It's hard to suggest renting a DVD when there are so many good things going on in theaters right now. I certainly hope that is the case where you are. However if you are stuck in the house with chicken pox or are simply a shut-in, here are a few options from this week and last:
Touch of Evil 50th Anniversary Edition (1958) directed by Orson Welles
You can't really go wrong with Touch of Evil, and it seems, from the comparison here on DVD Talk, pretty substantial improvements have been made to the picture quality. This edition includes three versions of the film: a "preview version" (a test print, not approved by Welles), the "theatrical version" (part appeasement to Welles, part blowing off Welles) and finally the "restored version" (producer Rick Schmidlin, editor Walter Murch, critic Jonathan Rosenbaum's 1998 reworking to Welles specific notes.) There are also commentary tracks to make watching and re-watching different versions of this film more interesting. All this may seem like a bit much, but it is a really great movie, some say Welles greatest.
Paranoid Park (2007) directed by Gus Van Sant
I sincerely enjoyed this film, but I am surprise at how quickly it has left my mind. It is a beautiful yet understated film that echoes some of the same aesthetics Van Sant was exploring in Gerry, Elephant and Last Days. Although his upcoming film, Milk, looks to be something different altogether, I am very very very excited about it.
Boy A (2007) directed by John Crowley
Watch this movie for one of the best performances of the year. (Actually it was from last year, but whatever.) I had more to say about this film here.
Le Deuxieme Souffle (1966) and Le Doulos (1962) directed by Jean-Pierre Melville
Two Jean-Pierre Melville film from Criterion.
Slacker Uprising (2007) directed by Michael Moore
I don't know. This is free on the internet, but if that is too weird you can rent it now too. I just don't know what to think about Michael Moore anymore, but I'm having a little trouble getting enthusiastic about this doc. Please just vote, because you know those people at the McCain rally in Lakeville last week are going to.
4 Months, 3 Weeks and 2 Days (2007) directed by Cristian Mungui
I don't understand why this is listed as a new release...perhaps it just gives me another chance to recommend or reminds me that I would like to see it again.

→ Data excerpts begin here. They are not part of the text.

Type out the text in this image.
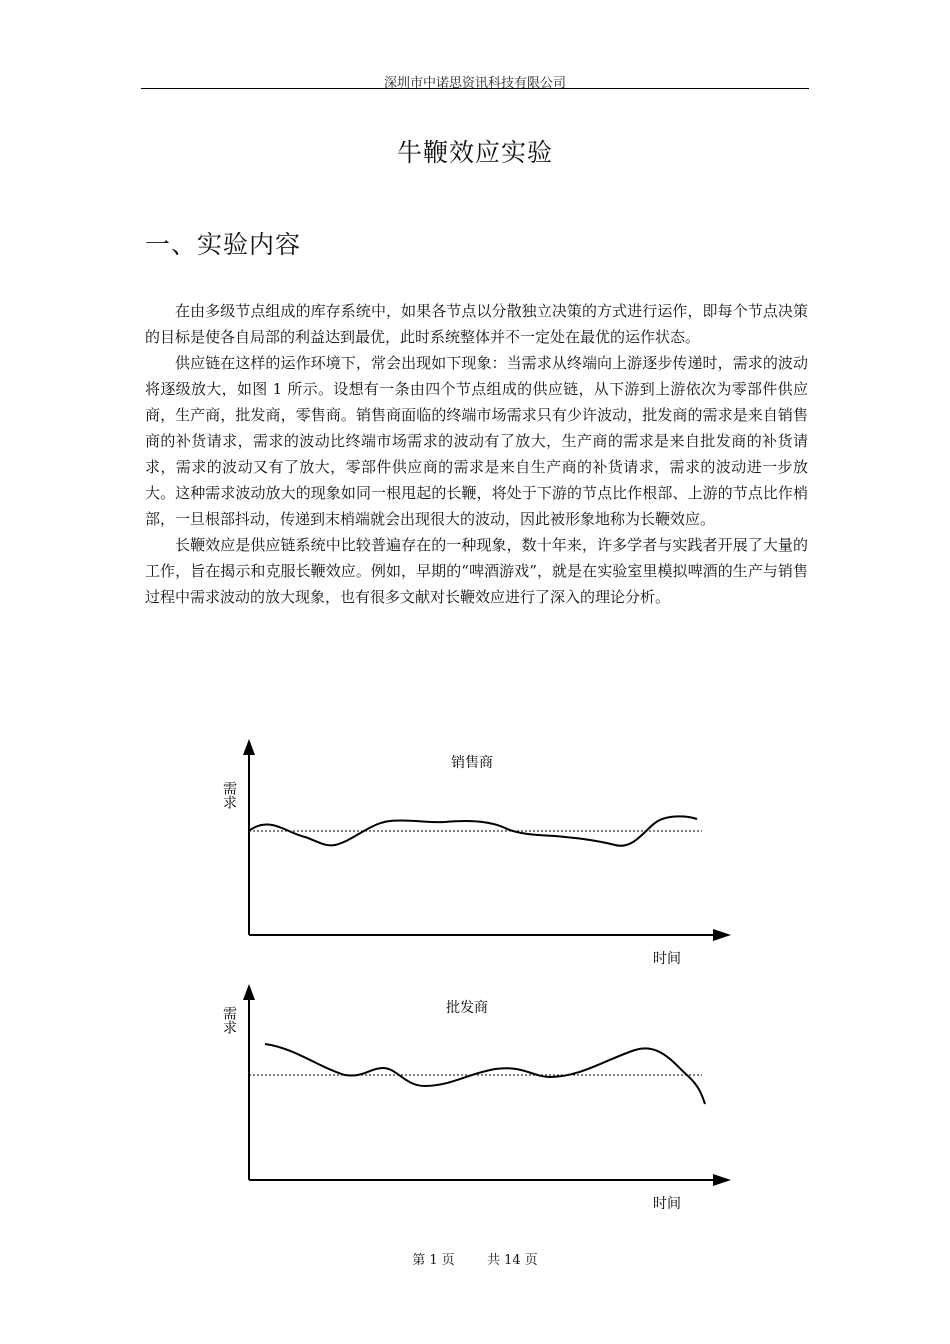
深圳市中诺思资讯科技有限公司
牛鞭效应实验
一、实验内容

在由多级节点组成的库存系统中，如果各节点以分散独立决策的方式进行运作，即每个节点决策的目标是使各自局部的利益达到最优，此时系统整体并不一定处在最优的运作状态。

供应链在这样的运作环境下，常会出现如下现象：当需求从终端向上游逐步传递时，需求的波动将逐级放大，如图 1 所示。设想有一条由四个节点组成的供应链，从下游到上游依次为零部件供应商，生产商，批发商，零售商。销售商面临的终端市场需求只有少许波动，批发商的需求是来自销售商的补货请求，需求的波动比终端市场需求的波动有了放大，生产商的需求是来自批发商的补货请求，需求的波动又有了放大，零部件供应商的需求是来自生产商的补货请求，需求的波动进一步放大。这种需求波动放大的现象如同一根甩起的长鞭，将处于下游的节点比作根部、上游的节点比作梢部，一旦根部抖动，传递到末梢端就会出现很大的波动，因此被形象地称为长鞭效应。

长鞭效应是供应链系统中比较普遍存在的一种现象，数十年来，许多学者与实践者开展了大量的工作，旨在揭示和克服长鞭效应。例如，早期的“啤酒游戏”，就是在实验室里模拟啤酒的生产与销售过程中需求波动的放大现象，也有很多文献对长鞭效应进行了深入的理论分析。

销售商
需求
时间
批发商
需求
时间
第 1 页 共 14 页
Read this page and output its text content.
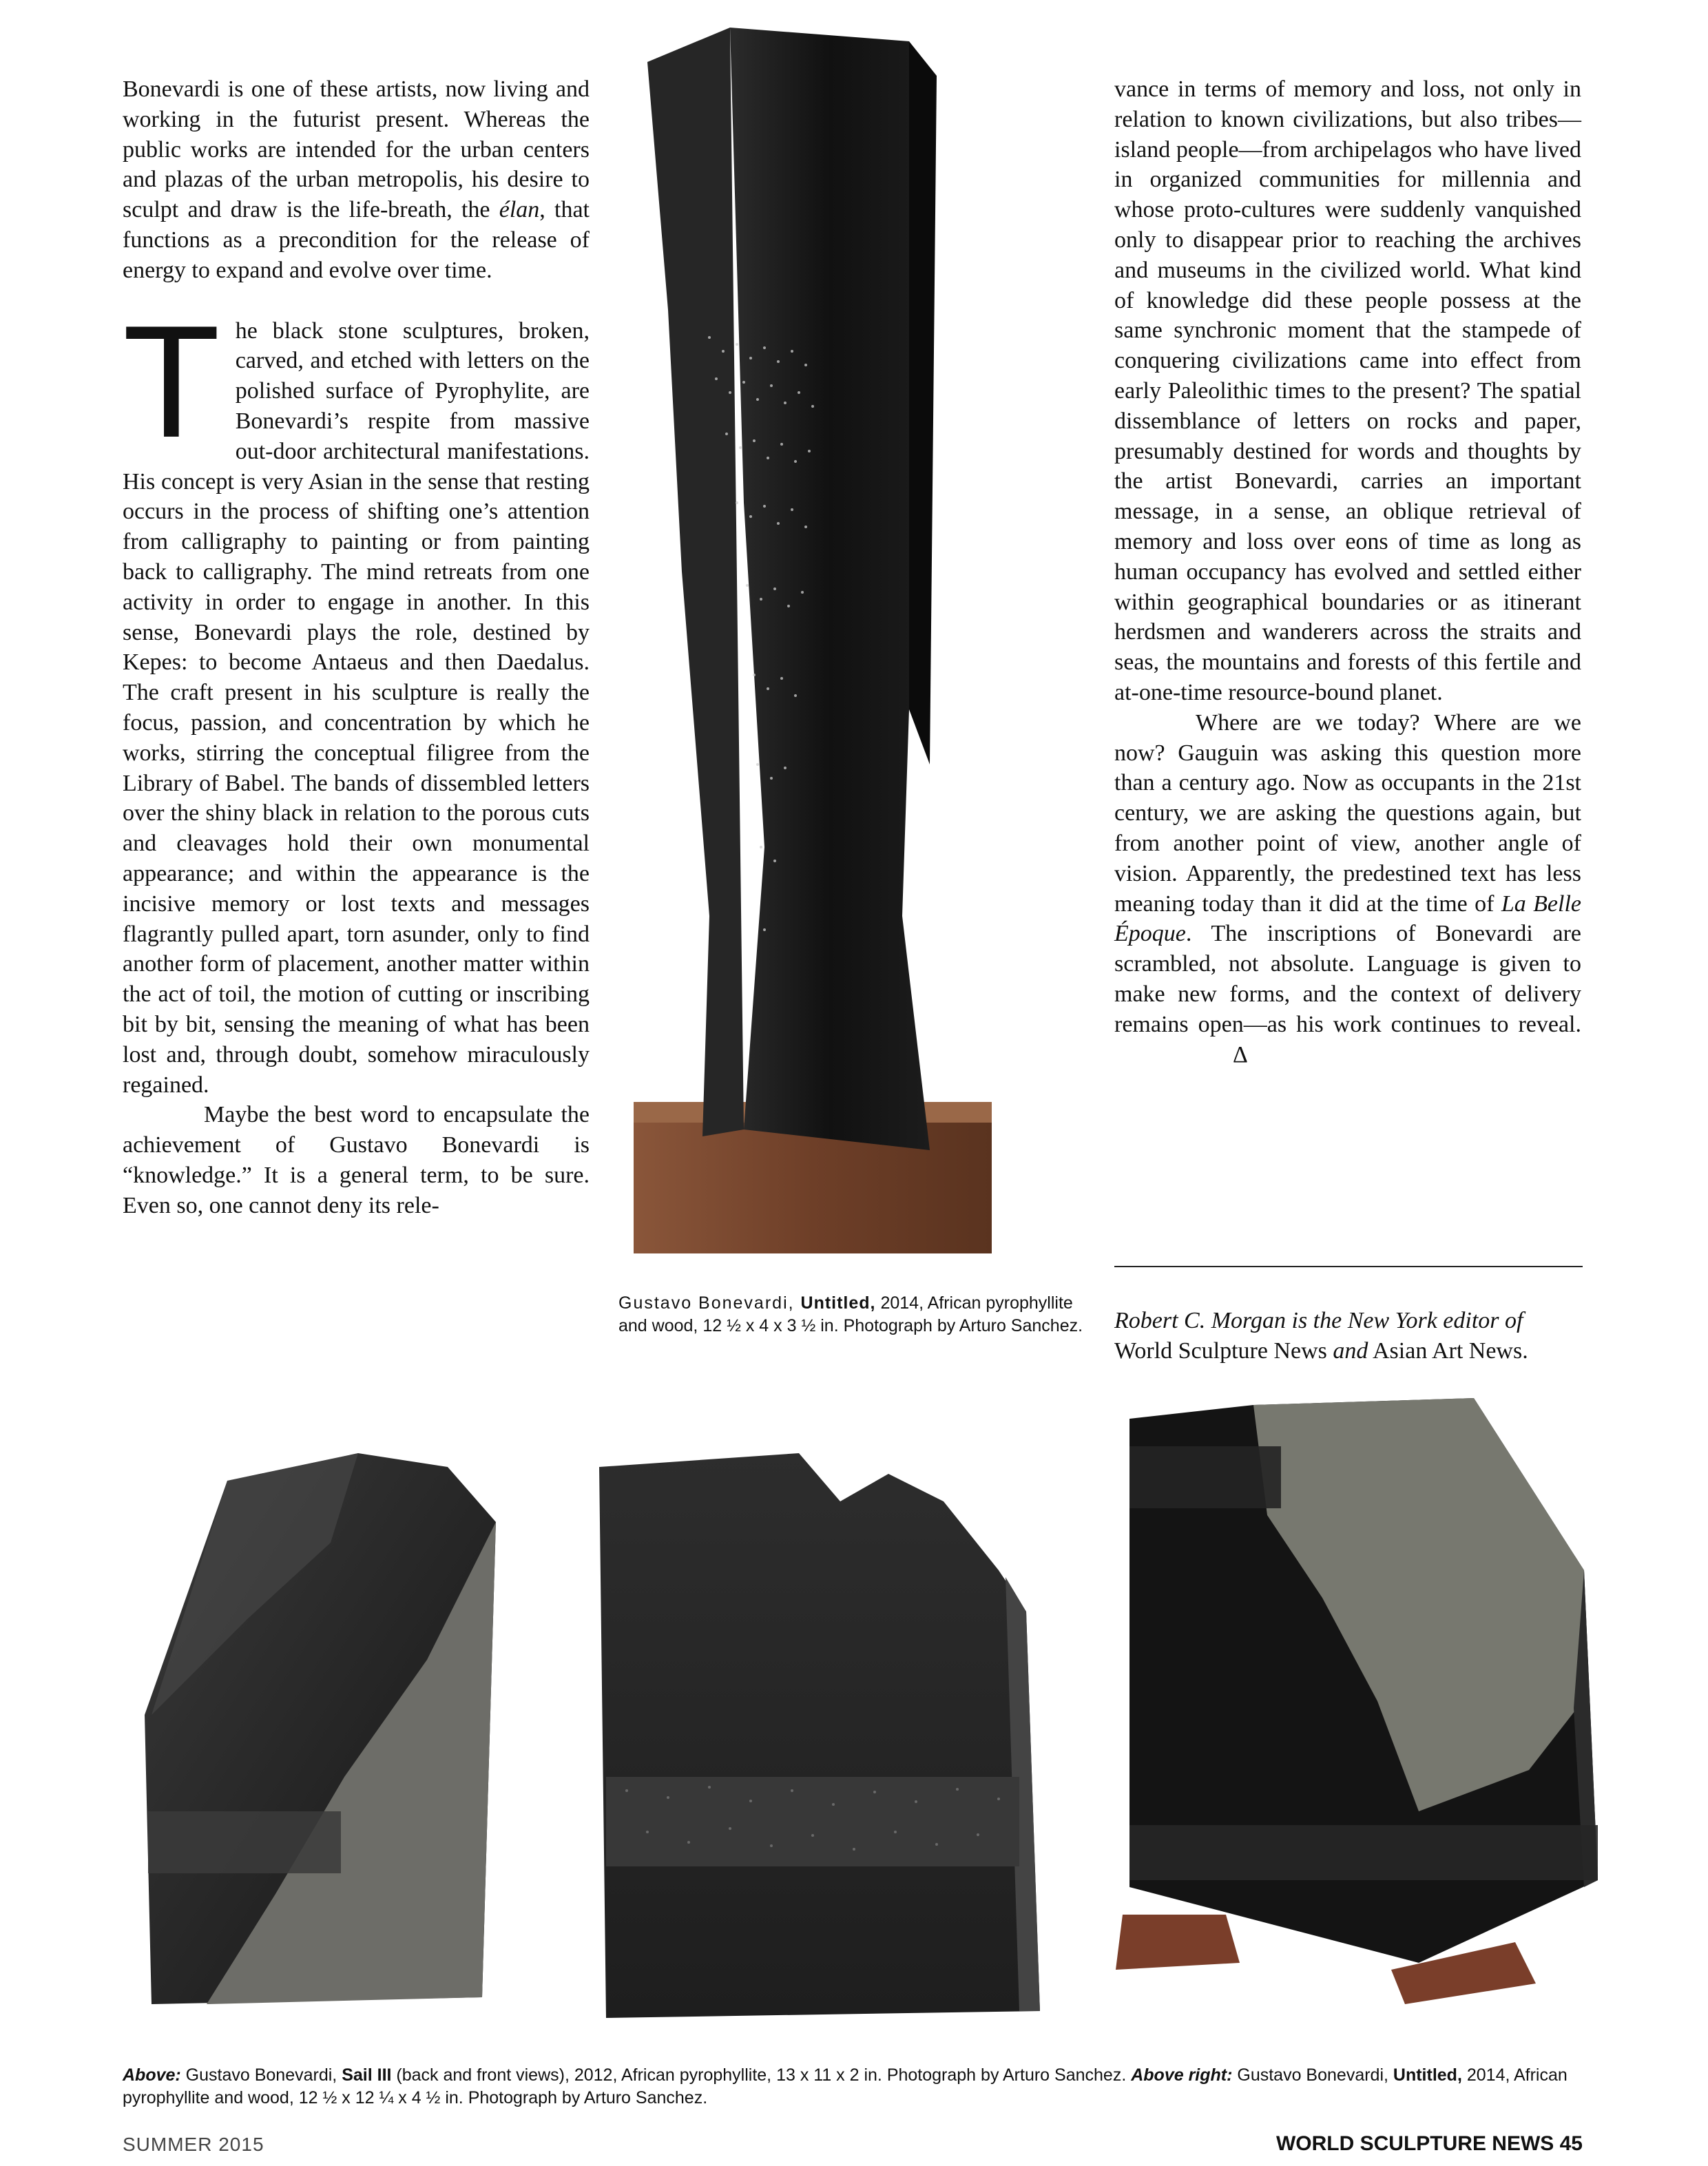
Bonevardi is one of these artists, now living and working in the futurist present. Whereas the public works are intended for the urban centers and plazas of the urban metropolis, his desire to sculpt and draw is the life-breath, the élan, that functions as a precondition for the release of energy to expand and evolve over time.

The black stone sculptures, broken, carved, and etched with letters on the polished surface of Pyrophylite, are Bonevardi’s respite from massive out-door architectural manifestations. His concept is very Asian in the sense that resting occurs in the process of shifting one’s attention from calligraphy to painting or from painting back to calligraphy. The mind retreats from one activity in order to engage in another. In this sense, Bonevardi plays the role, destined by Kepes: to become Antaeus and then Daedalus. The craft present in his sculpture is really the focus, passion, and concentration by which he works, stirring the conceptual filigree from the Library of Babel. The bands of dissembled letters over the shiny black in relation to the porous cuts and cleavages hold their own monumental appearance; and within the appearance is the incisive memory or lost texts and messages flagrantly pulled apart, torn asunder, only to find another form of placement, another matter within the act of toil, the motion of cutting or inscribing bit by bit, sensing the meaning of what has been lost and, through doubt, somehow miraculously regained.

Maybe the best word to encapsulate the achievement of Gustavo Bonevardi is “knowledge.” It is a general term, to be sure. Even so, one cannot deny its rele-

vance in terms of memory and loss, not only in relation to known civilizations, but also tribes—island people—from archipelagos who have lived in organized communities for millennia and whose proto-cultures were suddenly vanquished only to disappear prior to reaching the archives and museums in the civilized world. What kind of knowledge did these people possess at the same synchronic moment that the stampede of conquering civilizations came into effect from early Paleolithic times to the present? The spatial dissemblance of letters on rocks and paper, presumably destined for words and thoughts by the artist Bonevardi, carries an important message, in a sense, an oblique retrieval of memory and loss over eons of time as long as human occupancy has evolved and settled either within geographical boundaries or as itinerant herdsmen and wanderers across the straits and seas, the mountains and forests of this fertile and at-one-time resource-bound planet.

Where are we today? Where are we now? Gauguin was asking this question more than a century ago. Now as occupants in the 21st century, we are asking the questions again, but from another point of view, another angle of vision. Apparently, the predestined text has less meaning today than it did at the time of La Belle Époque. The inscriptions of Bonevardi are scrambled, not absolute. Language is given to make new forms, and the context of delivery remains open—as his work continues to reveal.Δ

Robert C. Morgan is the New York editor of
World Sculpture News and Asian Art News.
Gustavo Bonevardi, Untitled, 2014, African pyrophyllite and wood, 12 ½ x 4 x 3 ½ in. Photograph by Arturo Sanchez.
Above: Gustavo Bonevardi, Sail III (back and front views), 2012, African pyrophyllite, 13 x 11 x 2 in. Photograph by Arturo Sanchez. Above right: Gustavo Bonevardi, Untitled, 2014, African pyrophyllite and wood, 12 ½ x 12 ¼ x 4 ½ in. Photograph by Arturo Sanchez.
SUMMER 2015	WORLD SCULPTURE NEWS 45
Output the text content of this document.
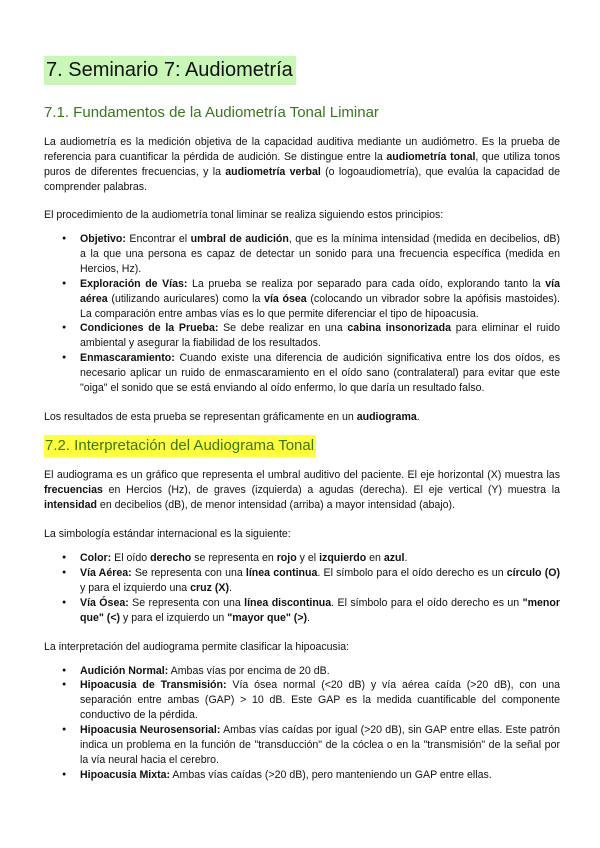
7. Seminario 7: Audiometría
7.1. Fundamentos de la Audiometría Tonal Liminar

La audiometría es la medición objetiva de la capacidad auditiva mediante un audiómetro. Es la prueba de referencia para cuantificar la pérdida de audición. Se distingue entre la audiometría tonal, que utiliza tonos puros de diferentes frecuencias, y la audiometría verbal (o logoaudiometría), que evalúa la capacidad de comprender palabras.

El procedimiento de la audiometría tonal liminar se realiza siguiendo estos principios:

● Objetivo: Encontrar el umbral de audición, que es la mínima intensidad (medida en decibelios, dB) a la que una persona es capaz de detectar un sonido para una frecuencia específica (medida en Hercios, Hz).
● Exploración de Vías: La prueba se realiza por separado para cada oído, explorando tanto la vía aérea (utilizando auriculares) como la vía ósea (colocando un vibrador sobre la apófisis mastoides). La comparación entre ambas vías es lo que permite diferenciar el tipo de hipoacusia.
● Condiciones de la Prueba: Se debe realizar en una cabina insonorizada para eliminar el ruido ambiental y asegurar la fiabilidad de los resultados.
● Enmascaramiento: Cuando existe una diferencia de audición significativa entre los dos oídos, es necesario aplicar un ruido de enmascaramiento en el oído sano (contralateral) para evitar que este "oiga" el sonido que se está enviando al oído enfermo, lo que daría un resultado falso.

Los resultados de esta prueba se representan gráficamente en un audiograma.

7.2. Interpretación del Audiograma Tonal

El audiograma es un gráfico que representa el umbral auditivo del paciente. El eje horizontal (X) muestra las frecuencias en Hercios (Hz), de graves (izquierda) a agudas (derecha). El eje vertical (Y) muestra la intensidad en decibelios (dB), de menor intensidad (arriba) a mayor intensidad (abajo).

La simbología estándar internacional es la siguiente:

● Color: El oído derecho se representa en rojo y el izquierdo en azul.
● Vía Aérea: Se representa con una línea continua. El símbolo para el oído derecho es un círculo (O) y para el izquierdo una cruz (X).
● Vía Ósea: Se representa con una línea discontinua. El símbolo para el oído derecho es un "menor que" (<) y para el izquierdo un "mayor que" (>).

La interpretación del audiograma permite clasificar la hipoacusia:

● Audición Normal: Ambas vías por encima de 20 dB.
● Hipoacusia de Transmisión: Vía ósea normal (<20 dB) y vía aérea caída (>20 dB), con una separación entre ambas (GAP) > 10 dB. Este GAP es la medida cuantificable del componente conductivo de la pérdida.
● Hipoacusia Neurosensorial: Ambas vías caídas por igual (>20 dB), sin GAP entre ellas. Este patrón indica un problema en la función de "transducción" de la cóclea o en la "transmisión" de la señal por la vía neural hacia el cerebro.
● Hipoacusia Mixta: Ambas vías caídas (>20 dB), pero manteniendo un GAP entre ellas.
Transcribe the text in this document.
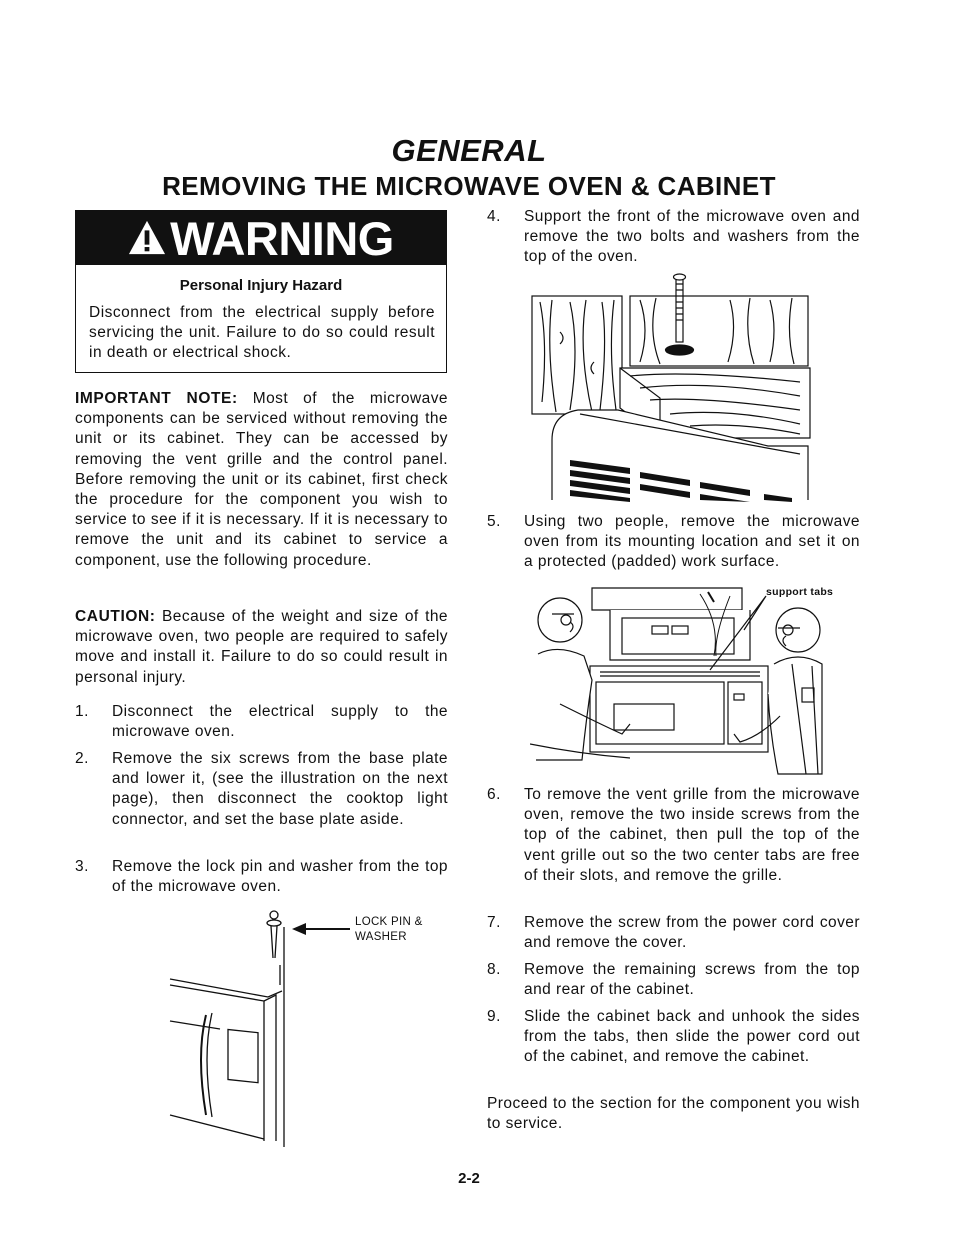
GENERAL
REMOVING THE MICROWAVE OVEN & CABINET
WARNING
Personal Injury Hazard
Disconnect from the electrical supply before servicing the unit. Failure to do so could result in death or electrical shock.
IMPORTANT NOTE: Most of the microwave components can be serviced without removing the unit or its cabinet. They can be accessed by removing the vent grille and the control panel. Before removing the unit or its cabinet, first check the procedure for the component you wish to service to see if it is necessary. If it is necessary to remove the unit and its cabinet to service a component, use the following procedure.
CAUTION: Because of the weight and size of the microwave oven, two people are required to safely move and install it. Failure to do so could result in personal injury.
1. Disconnect the electrical supply to the microwave oven.
2. Remove the six screws from the base plate and lower it, (see the illustration on the next page), then disconnect the cooktop light connector, and set the base plate aside.
3. Remove the lock pin and washer from the top of the microwave oven.
4. Support the front of the microwave oven and remove the two bolts and washers from the top of the oven.
5. Using two people, remove the microwave oven from its mounting location and set it on a protected (padded) work surface.
6. To remove the vent grille from the microwave oven, remove the two inside screws from the top of the cabinet, then pull the top of the vent grille out so the two center tabs are free of their slots, and remove the grille.
7. Remove the screw from the power cord cover and remove the cover.
8. Remove the remaining screws from the top and rear of the cabinet.
9. Slide the cabinet back and unhook the sides from the tabs, then slide the power cord out of the cabinet, and remove the cabinet.
Proceed to the section for the component you wish to service.
support tabs
LOCK PIN &
WASHER
2-2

Mongol (2007) directed by Sergei Bodrov
Another 'man-behind-the-megalomaniac' movie that would be tired if I didn't like Asano Tadanobu so much. Much of the epic focuses on Temüjin (Genghis Khan's name before he became Genghis Khan) youth and young adulthood and the circumstances leading to his rise to power. Much of the story is predictable even if you don't know the history, and I guess I was hoping for something a little more interesting from the director of the quirky melodrama Schitzo.
Standard Operating Procedure (2008) directed by Errol Morris
More thought provoking than informative, Morris examines the "truth" behind the most notorious photographs in the world. Through interviews with people involved with Abu Ghraib, from Brigadair General Janis Karpiski to the "bad apples" themselves, to dig deeper than the knee-jerk reaction solicited by the photos.
Edge of Heaven (2007) directed by Fatih Akin
A thoughtful and sensitive drama about people from different places making life altering connections. This played at MSPIFF and had a short run here in the Twin Cities. Edge of Heaven paints a picture of fate that, at times, is slightly implausible, but it is unique in the very real issues of family, class and race it touches upon.
XXY (2007) directed by Lucia Puenzo
As gender modification and surgery becomes more and more sophisticated, the more complex gender identity becomes. Coming-of-age is completely different for Alex, who is 15 years-old and an intersexual—neither male nor female, but both. It boldly puts forth the notion that perhaps Alex doesn't need to choose a gender and might simply exist as a unique individual. There is something very sweet and genuine about the film without glossing over the cruel nature of society toward someone "different." XXY screened at this summer's Queer Takes.
Revenge of a Kabuki Actor (1963) directed by Kon Ichikawa
For a second I thought I hadn't seen this film and that Ichikawa has two very similar films out there, but this is indeed An Actor's Revenge. It's is a fantastic film that is not only unbelievably beautiful, but amazingly acted by Kasuo Hasegawa. The tagline is brilliant: "Only a man can portray the perfect woman—and only a perfect woman can wreak the perfect revenge." Ichikawa dies earlier this year at the age of 92.